En finir avec le « théorème Fabius ». Trop longtemps, la gauche et le PS ont fonctionné selon ce que j’appelle le « théorème Fabius », à savoir l’idée selon laquelle l’extrême-droite apporte « de fausses réponses à de vraies questions » (propos tenus par le responsable socialiste lors de l’émission « L’heure de vérité » du 5 septembre 1984). Or il ne peut y avoir de vraies questions d’extrême-droite, seulement des questions vraiment d’extrême-droite. Une question n’est jamais neutre, elle est toujours le fruit d’une conception politique. Accepter les mots et les problématiques d’un adversaire, c’est se plier à son idéologie, et ne plus se donner le choix qu’entre de mauvaises et de très mauvaises réponses. Trop longtemps nous nous sommes pliés à la « question ethnique », fut-ce pour la retourner en positif.

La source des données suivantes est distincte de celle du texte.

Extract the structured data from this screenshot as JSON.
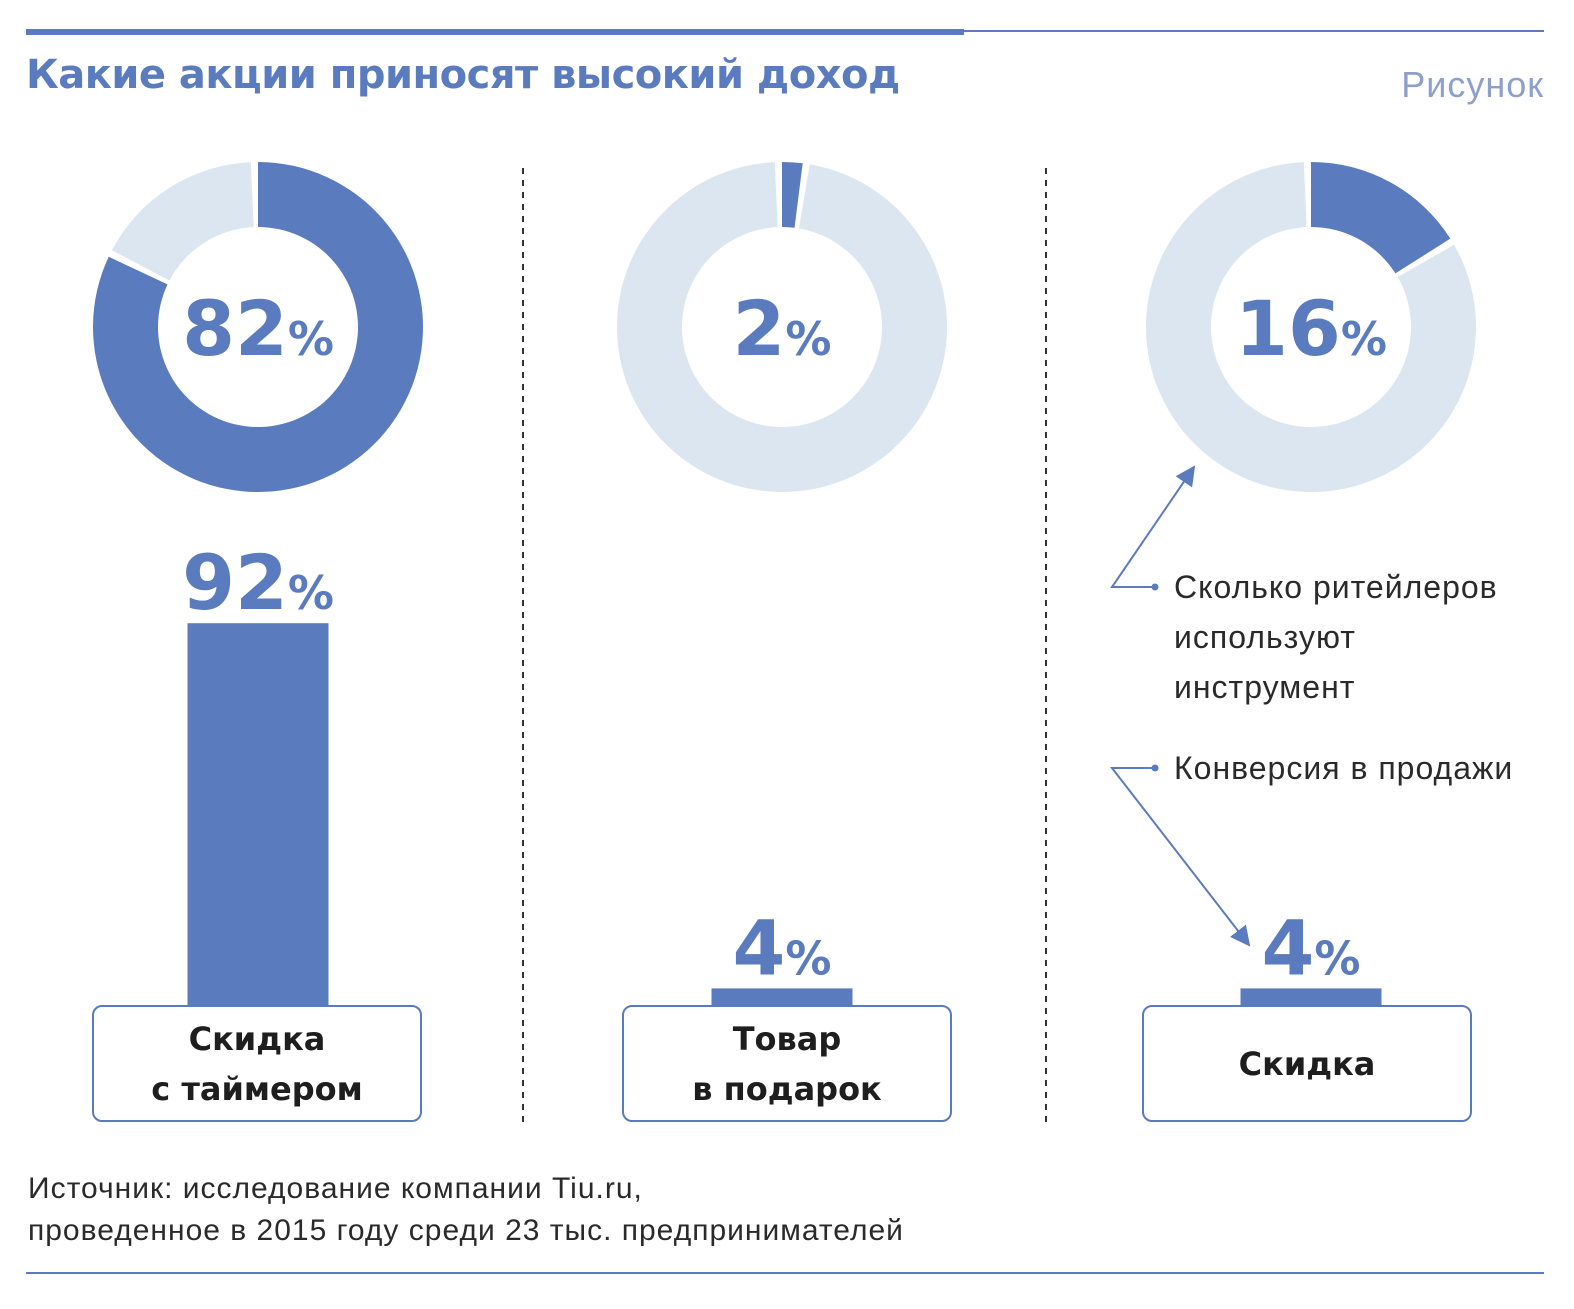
{
  "header": {
    "title": "Какие акции приносят высокий доход",
    "figure_label": "Рисунок"
  },
  "colors": {
    "accent": "#5b7bbf",
    "light": "#dce6f1",
    "text": "#1e1e1e"
  },
  "chart_data": {
    "type": "donut+bar",
    "title": "Какие акции приносят высокий доход",
    "legend": {
      "donut": "Сколько ритейлеров используют инструмент",
      "bar": "Конверсия в продажи"
    },
    "categories": [
      {
        "label": "Скидка с таймером",
        "donut_value": 82,
        "bar_value": 92
      },
      {
        "label": "Товар в подарок",
        "donut_value": 2,
        "bar_value": 4
      },
      {
        "label": "Скидка",
        "donut_value": 16,
        "bar_value": 4
      }
    ],
    "unit": "%",
    "bar_ylim": [
      0,
      100
    ]
  },
  "annotations": {
    "usage_lines": [
      "Сколько ритейлеров",
      "используют",
      "инструмент"
    ],
    "conversion": "Конверсия в продажи"
  },
  "labels": {
    "col1": "Скидка\nс таймером",
    "col2": "Товар\nв подарок",
    "col3": "Скидка"
  },
  "source": {
    "line1": "Источник: исследование компании Tiu.ru,",
    "line2": "проведенное в 2015 году среди 23 тыс. предпринимателей"
  }
}
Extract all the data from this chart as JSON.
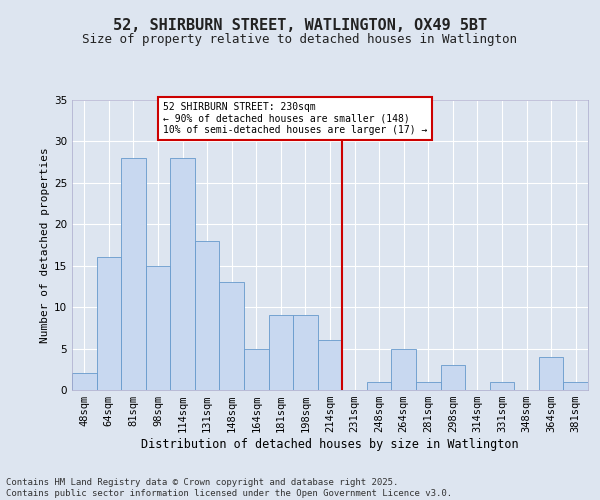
{
  "title": "52, SHIRBURN STREET, WATLINGTON, OX49 5BT",
  "subtitle": "Size of property relative to detached houses in Watlington",
  "xlabel": "Distribution of detached houses by size in Watlington",
  "ylabel": "Number of detached properties",
  "footer": "Contains HM Land Registry data © Crown copyright and database right 2025.\nContains public sector information licensed under the Open Government Licence v3.0.",
  "categories": [
    "48sqm",
    "64sqm",
    "81sqm",
    "98sqm",
    "114sqm",
    "131sqm",
    "148sqm",
    "164sqm",
    "181sqm",
    "198sqm",
    "214sqm",
    "231sqm",
    "248sqm",
    "264sqm",
    "281sqm",
    "298sqm",
    "314sqm",
    "331sqm",
    "348sqm",
    "364sqm",
    "381sqm"
  ],
  "values": [
    2,
    16,
    28,
    15,
    28,
    18,
    13,
    5,
    9,
    9,
    6,
    0,
    1,
    5,
    1,
    3,
    0,
    1,
    0,
    4,
    1
  ],
  "bar_color": "#c8d8f0",
  "bar_edge_color": "#6699cc",
  "vline_color": "#cc0000",
  "annotation_text": "52 SHIRBURN STREET: 230sqm\n← 90% of detached houses are smaller (148)\n10% of semi-detached houses are larger (17) →",
  "annotation_box_color": "#ffffff",
  "annotation_box_edge": "#cc0000",
  "ylim": [
    0,
    35
  ],
  "yticks": [
    0,
    5,
    10,
    15,
    20,
    25,
    30,
    35
  ],
  "background_color": "#dde5f0",
  "grid_color": "#ffffff",
  "title_fontsize": 11,
  "subtitle_fontsize": 9,
  "xlabel_fontsize": 8.5,
  "ylabel_fontsize": 8,
  "tick_fontsize": 7.5,
  "footer_fontsize": 6.5,
  "vline_pos": 10.5
}
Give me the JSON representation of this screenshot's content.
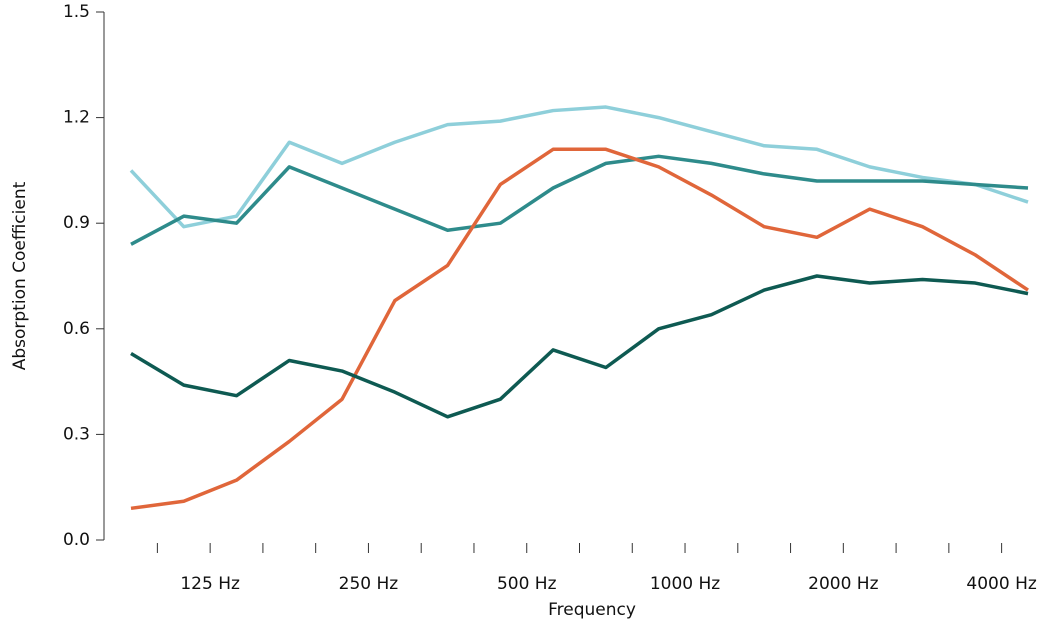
{
  "chart_data": {
    "type": "line",
    "x_label": "Frequency",
    "y_label": "Absorption Coefficient",
    "categories": [
      null,
      "125 Hz",
      null,
      null,
      "250 Hz",
      null,
      null,
      "500 Hz",
      null,
      null,
      "1000 Hz",
      null,
      null,
      "2000 Hz",
      null,
      null,
      "4000 Hz",
      null
    ],
    "series": [
      {
        "color": "#8ecfda",
        "values": [
          1.05,
          0.89,
          0.92,
          1.13,
          1.07,
          1.13,
          1.18,
          1.19,
          1.22,
          1.23,
          1.2,
          1.16,
          1.12,
          1.11,
          1.06,
          1.03,
          1.01,
          0.96
        ]
      },
      {
        "color": "#2e8b8b",
        "values": [
          0.84,
          0.92,
          0.9,
          1.06,
          1.0,
          0.94,
          0.88,
          0.9,
          1.0,
          1.07,
          1.09,
          1.07,
          1.04,
          1.02,
          1.02,
          1.02,
          1.01,
          1.0
        ]
      },
      {
        "color": "#e0663a",
        "values": [
          0.09,
          0.11,
          0.17,
          0.28,
          0.4,
          0.68,
          0.78,
          1.01,
          1.11,
          1.11,
          1.06,
          0.98,
          0.89,
          0.86,
          0.94,
          0.89,
          0.81,
          0.71
        ]
      },
      {
        "color": "#0e5a52",
        "values": [
          0.53,
          0.44,
          0.41,
          0.51,
          0.48,
          0.42,
          0.35,
          0.4,
          0.54,
          0.49,
          0.6,
          0.64,
          0.71,
          0.75,
          0.73,
          0.74,
          0.73,
          0.7
        ]
      }
    ],
    "ylim": [
      0,
      1.5
    ],
    "yticks": [
      {
        "value": 0,
        "label": "0.0"
      },
      0.3,
      0.6,
      0.9,
      1.2,
      1.5
    ]
  }
}
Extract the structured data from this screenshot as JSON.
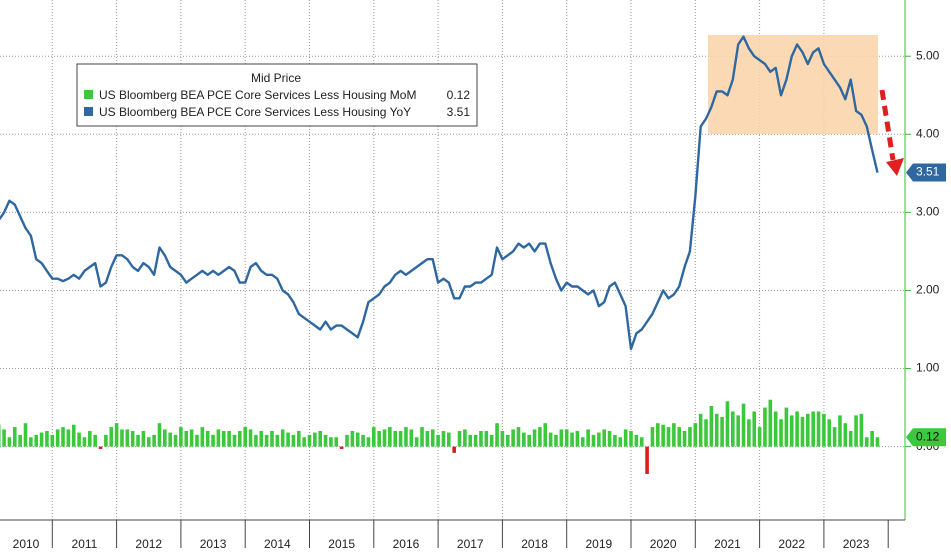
{
  "chart_data": {
    "type": "bar_line",
    "legend_title": "Mid Price",
    "years": [
      "2010",
      "2011",
      "2012",
      "2013",
      "2014",
      "2015",
      "2016",
      "2017",
      "2018",
      "2019",
      "2020",
      "2021",
      "2022",
      "2023"
    ],
    "ylim": [
      -0.94,
      5.72
    ],
    "yticks": [
      {
        "value": 0,
        "label": "0.00"
      },
      {
        "value": 1,
        "label": "1.00"
      },
      {
        "value": 2,
        "label": "2.00"
      },
      {
        "value": 3,
        "label": "3.00"
      },
      {
        "value": 4,
        "label": "4.00"
      },
      {
        "value": 5,
        "label": "5.00"
      }
    ],
    "grid": true,
    "series": [
      {
        "name": "US Bloomberg BEA PCE Core Services Less Housing MoM",
        "type": "bar",
        "color": "#3cc83c",
        "negative_color": "#d81e1e",
        "values": [
          0.28,
          0.22,
          0.12,
          0.25,
          0.15,
          0.3,
          0.12,
          0.15,
          0.18,
          0.2,
          0.15,
          0.22,
          0.25,
          0.22,
          0.28,
          0.18,
          0.12,
          0.2,
          0.15,
          -0.03,
          0.15,
          0.25,
          0.3,
          0.22,
          0.22,
          0.2,
          0.15,
          0.2,
          0.12,
          0.15,
          0.3,
          0.22,
          0.18,
          0.15,
          0.25,
          0.2,
          0.22,
          0.15,
          0.25,
          0.2,
          0.15,
          0.22,
          0.2,
          0.2,
          0.15,
          0.2,
          0.25,
          0.22,
          0.15,
          0.2,
          0.15,
          0.2,
          0.15,
          0.22,
          0.18,
          0.15,
          0.2,
          0.12,
          0.15,
          0.18,
          0.2,
          0.15,
          0.12,
          0.12,
          -0.03,
          0.15,
          0.2,
          0.18,
          0.15,
          0.12,
          0.25,
          0.2,
          0.22,
          0.25,
          0.2,
          0.2,
          0.25,
          0.22,
          0.12,
          0.25,
          0.2,
          0.22,
          0.15,
          0.2,
          0.18,
          -0.08,
          0.2,
          0.22,
          0.15,
          0.15,
          0.2,
          0.2,
          0.15,
          0.3,
          0.2,
          0.15,
          0.22,
          0.25,
          0.18,
          0.15,
          0.22,
          0.25,
          0.3,
          0.18,
          0.15,
          0.22,
          0.22,
          0.18,
          0.2,
          0.12,
          0.22,
          0.15,
          0.18,
          0.22,
          0.2,
          0.15,
          0.12,
          0.22,
          0.2,
          0.15,
          0.12,
          -0.35,
          0.25,
          0.3,
          0.28,
          0.25,
          0.3,
          0.25,
          0.2,
          0.25,
          0.3,
          0.42,
          0.35,
          0.52,
          0.42,
          0.38,
          0.58,
          0.45,
          0.4,
          0.55,
          0.35,
          0.45,
          0.25,
          0.5,
          0.6,
          0.45,
          0.35,
          0.5,
          0.4,
          0.45,
          0.38,
          0.42,
          0.45,
          0.45,
          0.42,
          0.35,
          0.25,
          0.4,
          0.3,
          0.2,
          0.4,
          0.42,
          0.12,
          0.2,
          0.12
        ]
      },
      {
        "name": "US Bloomberg BEA PCE Core Services Less Housing YoY",
        "type": "line",
        "color": "#2f67a0",
        "values": [
          2.9,
          3.0,
          3.15,
          3.1,
          2.95,
          2.8,
          2.7,
          2.4,
          2.35,
          2.25,
          2.15,
          2.15,
          2.12,
          2.15,
          2.2,
          2.15,
          2.25,
          2.3,
          2.35,
          2.05,
          2.1,
          2.3,
          2.45,
          2.45,
          2.4,
          2.3,
          2.25,
          2.35,
          2.3,
          2.2,
          2.55,
          2.45,
          2.3,
          2.25,
          2.2,
          2.1,
          2.15,
          2.2,
          2.25,
          2.2,
          2.25,
          2.2,
          2.25,
          2.3,
          2.25,
          2.1,
          2.1,
          2.3,
          2.35,
          2.25,
          2.2,
          2.2,
          2.15,
          2.0,
          1.95,
          1.85,
          1.7,
          1.65,
          1.6,
          1.55,
          1.5,
          1.6,
          1.5,
          1.55,
          1.55,
          1.5,
          1.45,
          1.4,
          1.6,
          1.85,
          1.9,
          1.95,
          2.05,
          2.1,
          2.2,
          2.25,
          2.2,
          2.25,
          2.3,
          2.35,
          2.4,
          2.4,
          2.1,
          2.15,
          2.1,
          1.9,
          1.9,
          2.05,
          2.05,
          2.1,
          2.1,
          2.15,
          2.2,
          2.55,
          2.4,
          2.45,
          2.5,
          2.6,
          2.55,
          2.6,
          2.5,
          2.6,
          2.6,
          2.35,
          2.15,
          2.0,
          2.1,
          2.05,
          2.05,
          2.0,
          1.95,
          2.0,
          1.8,
          1.85,
          2.05,
          2.1,
          1.95,
          1.8,
          1.25,
          1.45,
          1.5,
          1.6,
          1.7,
          1.85,
          2.0,
          1.9,
          1.95,
          2.05,
          2.3,
          2.5,
          3.2,
          4.1,
          4.2,
          4.35,
          4.55,
          4.55,
          4.5,
          4.7,
          5.15,
          5.25,
          5.1,
          5.0,
          4.95,
          4.9,
          4.8,
          4.85,
          4.5,
          4.7,
          5.0,
          5.15,
          5.05,
          4.9,
          5.05,
          5.1,
          4.9,
          4.8,
          4.7,
          4.6,
          4.45,
          4.7,
          4.3,
          4.25,
          4.1,
          3.8,
          3.51
        ]
      }
    ]
  }
}
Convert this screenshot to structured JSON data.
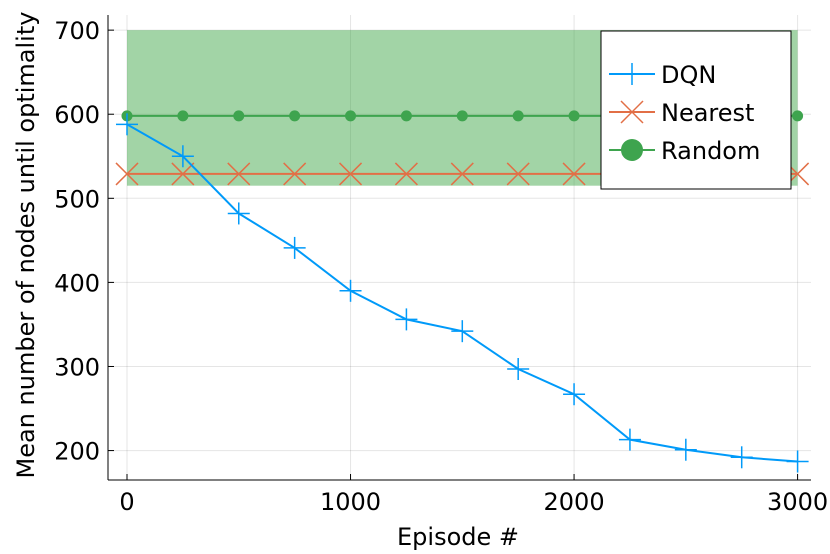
{
  "chart_data": {
    "type": "line",
    "title": "",
    "xlabel": "Episode #",
    "ylabel": "Mean number of nodes until optimality",
    "xlim": [
      -85,
      3060
    ],
    "ylim": [
      165,
      718
    ],
    "x_ticks": [
      0,
      1000,
      2000,
      3000
    ],
    "y_ticks": [
      200,
      300,
      400,
      500,
      600,
      700
    ],
    "x_tick_labels": [
      "0",
      "1000",
      "2000",
      "3000"
    ],
    "y_tick_labels": [
      "200",
      "300",
      "400",
      "500",
      "600",
      "700"
    ],
    "grid": true,
    "legend_position": "top-right",
    "band": {
      "x": [
        0,
        3000
      ],
      "y_low": 515,
      "y_high": 700,
      "color": "#3ca644",
      "opacity": 0.48
    },
    "series": [
      {
        "name": "DQN",
        "color": "#009af9",
        "marker": "plus",
        "x": [
          0,
          250,
          500,
          750,
          1000,
          1250,
          1500,
          1750,
          2000,
          2250,
          2500,
          2750,
          3000
        ],
        "y": [
          588,
          550,
          482,
          441,
          390,
          356,
          342,
          297,
          267,
          213,
          201,
          192,
          187
        ]
      },
      {
        "name": "Nearest",
        "color": "#e26f46",
        "marker": "cross",
        "x": [
          0,
          250,
          500,
          750,
          1000,
          1250,
          1500,
          1750,
          2000,
          2250,
          2500,
          2750,
          3000
        ],
        "y": [
          529,
          529,
          529,
          529,
          529,
          529,
          529,
          529,
          529,
          529,
          529,
          529,
          529
        ]
      },
      {
        "name": "Random",
        "color": "#3ea44e",
        "marker": "circle",
        "x": [
          0,
          250,
          500,
          750,
          1000,
          1250,
          1500,
          1750,
          2000,
          2250,
          2500,
          2750,
          3000
        ],
        "y": [
          598,
          598,
          598,
          598,
          598,
          598,
          598,
          598,
          598,
          598,
          598,
          598,
          598
        ]
      }
    ]
  }
}
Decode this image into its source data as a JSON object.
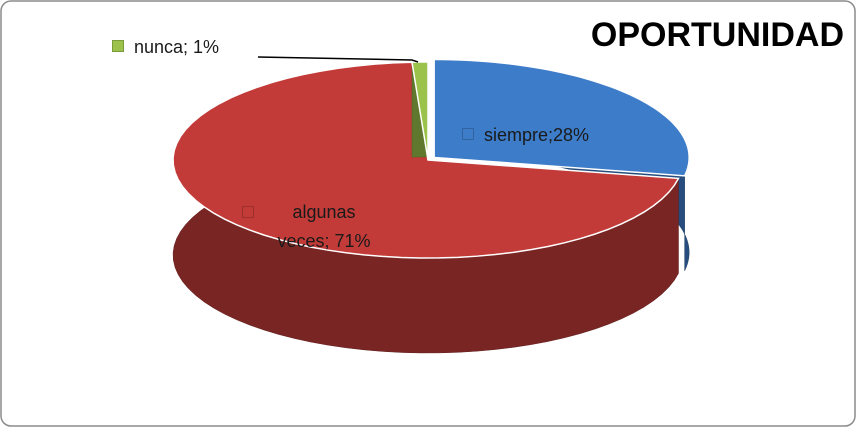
{
  "chart_data": {
    "type": "pie",
    "title": "OPORTUNIDAD",
    "values": [
      28,
      71,
      1
    ],
    "value_labels": [
      "siempre;28%",
      "algunas veces; 71%",
      "nunca; 1%"
    ],
    "colors": [
      "#3d7cc9",
      "#c23b38",
      "#9bc24a"
    ],
    "three_d": true
  }
}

Une démarche de rénovation intellectuelle de la gauche doit passer impérativement par la construction et la diffusion de notre propre vocabulaire, de nos propres problématiques, pour faire table rase des mots et des idées « contaminés » par la droite.
La biologisation du débat politique (et ce qu’elle cache – la racialisation), l’idée selon laquelle le sujet politique serait d’une manière ou d’une autre réductible à des considérations d’origine ethnique, de sexe, de capacités physiques ou mentales est une monstruosité qu’il faut résolument combattre. La pensée raciale fait le lit du racisme, même si elle prône un racisme inversé. Elle revient toujours à emprisonner les individus dans leur couleur de peau. La gauche doit au contraire se faire la championne de l’idée selon laquelle l’existence n’est pas réductible à ce qu’on est, à comment on naît. Ce qui n’est pas autre chose que l’émancipation.